16 June (Youth Day) Youth Day, previously known as Soweto Day, commemorates the events of 16 June 1976: In 1975 protests started in African schools after a directive from the then Bantu Education Department that Afrikaans had to be used on an equal basis with English as a language of instruction in secondary schools. The issue, however, was not so much the Afrikaans as the whole system of Bantu education which was characterised by separate schools and universities, poor facilities, overcrowded classrooms and inadequately trained teachers. On 16 June 1976 more than 20 000 pupils from Soweto began a protest march. In the wake of clashes with the police, and the violence that ensued during the next few weeks, approximately 700 hundred people, many of them youths, were killed and property destroyed.
9 August (National Women's Day) This day commemorates 9 August 1956 when women participated in a national march to petition against pass laws. (Pass lawas were a form of legislation that required African persons to carry a document on them to 'prove' that they were allowed to enter a whites-only area).
24 September (Heritage Day) a.k.a Braai Day This day recognises uniquely South African culture, e.g. our creativity, historical inheritance, language, the food we love (hence the alternative name "braai day"), and the land in which we live.

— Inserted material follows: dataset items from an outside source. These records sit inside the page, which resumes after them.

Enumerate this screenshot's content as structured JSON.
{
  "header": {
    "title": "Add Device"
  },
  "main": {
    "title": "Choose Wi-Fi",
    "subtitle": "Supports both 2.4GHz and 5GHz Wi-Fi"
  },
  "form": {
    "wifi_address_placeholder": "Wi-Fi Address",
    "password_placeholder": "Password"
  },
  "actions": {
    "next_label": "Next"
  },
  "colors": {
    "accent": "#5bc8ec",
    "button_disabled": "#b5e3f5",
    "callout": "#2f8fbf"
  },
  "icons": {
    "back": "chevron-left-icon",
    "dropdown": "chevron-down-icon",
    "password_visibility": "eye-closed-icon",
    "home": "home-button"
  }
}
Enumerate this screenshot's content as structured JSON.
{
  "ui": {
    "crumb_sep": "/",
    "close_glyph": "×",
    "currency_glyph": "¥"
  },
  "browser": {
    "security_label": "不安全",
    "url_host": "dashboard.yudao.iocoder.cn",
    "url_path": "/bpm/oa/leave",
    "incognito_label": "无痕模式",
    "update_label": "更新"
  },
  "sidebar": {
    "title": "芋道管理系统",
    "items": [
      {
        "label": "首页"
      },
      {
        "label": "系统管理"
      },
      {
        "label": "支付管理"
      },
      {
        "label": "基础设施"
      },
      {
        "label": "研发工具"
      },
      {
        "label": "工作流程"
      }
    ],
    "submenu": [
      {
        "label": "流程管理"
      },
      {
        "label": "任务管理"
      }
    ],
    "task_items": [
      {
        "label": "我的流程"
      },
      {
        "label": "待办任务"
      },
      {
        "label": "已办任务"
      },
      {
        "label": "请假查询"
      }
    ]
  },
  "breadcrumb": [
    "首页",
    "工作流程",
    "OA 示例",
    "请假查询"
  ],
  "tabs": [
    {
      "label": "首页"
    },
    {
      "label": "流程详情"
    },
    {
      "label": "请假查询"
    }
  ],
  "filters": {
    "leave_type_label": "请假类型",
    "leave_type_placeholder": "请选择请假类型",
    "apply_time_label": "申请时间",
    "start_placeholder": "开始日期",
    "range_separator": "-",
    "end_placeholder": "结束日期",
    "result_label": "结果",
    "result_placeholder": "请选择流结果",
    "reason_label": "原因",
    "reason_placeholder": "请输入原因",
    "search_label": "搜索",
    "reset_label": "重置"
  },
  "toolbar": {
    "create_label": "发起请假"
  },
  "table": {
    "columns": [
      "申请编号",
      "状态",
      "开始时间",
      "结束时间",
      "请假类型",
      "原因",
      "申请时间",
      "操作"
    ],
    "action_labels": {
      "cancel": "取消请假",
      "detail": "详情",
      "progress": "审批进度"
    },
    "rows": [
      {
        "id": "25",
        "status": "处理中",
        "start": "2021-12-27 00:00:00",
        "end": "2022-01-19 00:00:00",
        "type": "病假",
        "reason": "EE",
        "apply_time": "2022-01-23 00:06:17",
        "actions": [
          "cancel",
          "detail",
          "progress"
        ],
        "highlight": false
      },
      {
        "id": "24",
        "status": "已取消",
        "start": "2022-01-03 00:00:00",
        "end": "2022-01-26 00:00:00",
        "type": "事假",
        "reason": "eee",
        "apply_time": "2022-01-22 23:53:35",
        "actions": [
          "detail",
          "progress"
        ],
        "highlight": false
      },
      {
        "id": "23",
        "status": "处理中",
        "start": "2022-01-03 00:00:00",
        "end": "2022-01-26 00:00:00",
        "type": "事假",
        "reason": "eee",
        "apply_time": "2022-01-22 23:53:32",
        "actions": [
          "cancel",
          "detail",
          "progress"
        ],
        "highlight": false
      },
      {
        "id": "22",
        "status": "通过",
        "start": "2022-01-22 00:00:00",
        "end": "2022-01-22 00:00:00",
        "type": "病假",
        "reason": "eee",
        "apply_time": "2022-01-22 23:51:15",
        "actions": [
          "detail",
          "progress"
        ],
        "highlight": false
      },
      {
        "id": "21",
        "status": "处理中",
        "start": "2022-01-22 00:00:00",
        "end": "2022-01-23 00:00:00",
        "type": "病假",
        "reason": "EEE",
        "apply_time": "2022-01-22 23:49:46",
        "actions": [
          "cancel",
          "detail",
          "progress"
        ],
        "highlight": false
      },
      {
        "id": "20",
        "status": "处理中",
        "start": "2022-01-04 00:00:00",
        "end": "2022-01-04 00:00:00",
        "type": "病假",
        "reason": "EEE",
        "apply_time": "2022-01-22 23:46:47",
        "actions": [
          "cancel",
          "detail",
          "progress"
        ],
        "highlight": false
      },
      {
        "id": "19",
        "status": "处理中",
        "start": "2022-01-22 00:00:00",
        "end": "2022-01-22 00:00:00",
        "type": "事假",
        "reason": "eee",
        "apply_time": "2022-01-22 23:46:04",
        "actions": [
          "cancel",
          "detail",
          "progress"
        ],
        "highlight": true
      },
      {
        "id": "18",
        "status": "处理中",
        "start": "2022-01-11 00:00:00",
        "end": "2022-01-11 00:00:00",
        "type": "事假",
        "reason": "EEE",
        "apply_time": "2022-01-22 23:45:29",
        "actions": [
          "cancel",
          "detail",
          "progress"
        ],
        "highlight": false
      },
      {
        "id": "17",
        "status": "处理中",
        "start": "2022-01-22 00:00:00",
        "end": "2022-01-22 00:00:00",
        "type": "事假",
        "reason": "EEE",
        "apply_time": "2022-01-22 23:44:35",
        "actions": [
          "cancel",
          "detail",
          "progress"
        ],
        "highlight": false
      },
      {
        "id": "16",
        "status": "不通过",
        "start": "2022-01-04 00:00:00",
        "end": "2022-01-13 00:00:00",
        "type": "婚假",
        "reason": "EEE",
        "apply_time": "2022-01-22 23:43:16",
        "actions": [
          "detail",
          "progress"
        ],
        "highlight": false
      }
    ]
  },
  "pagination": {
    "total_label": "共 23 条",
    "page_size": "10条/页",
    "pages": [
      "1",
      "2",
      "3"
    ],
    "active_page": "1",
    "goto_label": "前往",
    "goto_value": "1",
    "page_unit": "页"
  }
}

16 December (Day of Reconciliation) In apartheid South Africa 16 December was known as Day of the Vow, as the Voortrekkers in preparation for the battle on 16 December against the Zulus took a Vow before God that they would build a church and that they and their descendants would observe the day as a day of thanksgiving should they be granted victory. With the advent of democracy in South Africa 16 December retained its status as a public holiday, however, this time with the purpose of fostering reconciliation and national unity.
During the earlier part of the 19th century, many Afrikaner farmers left the eastern cape and moved inland. Among them was the Voortrekkers, a group of Afrikaners protesting British colonialism and seeking independent republics on what was reputedly empty land. But the land was not empty and clashes between these Afrikaners and indigenous peoples were inevitable.
Late in 1837 one of the Voortrekker leaders, Piet Retief, entered into negotiations for land with Dingane, the Zulu king. In terms of the negotiations Dingane promised the Voortrekkers land on condition they returned cattle to him stolen by Sekonyela (the Tlokwa chief). This Retief did and apparently he and Dingane signed a treaty on 6 February 1838. During the ceremony Dingane had Retief and his entourage murdered - an event which was witnessed by Francis Owen, a missionary who described the scene in his diary.
In ensuing battles between Zulus and Voortrekkers over the next few months numerous lives were lost on both sides.
On 16 December 1838 about 10 000 troops under the command of Dambuza (Nzobo) and Nhlela attacked the Voortrekkers, but the 470 Voortrekkers, with the advantage of gun powder, warded them off. Only three Voortrekkers were wounded, but more than 3 000 Zulus were killed during the battle.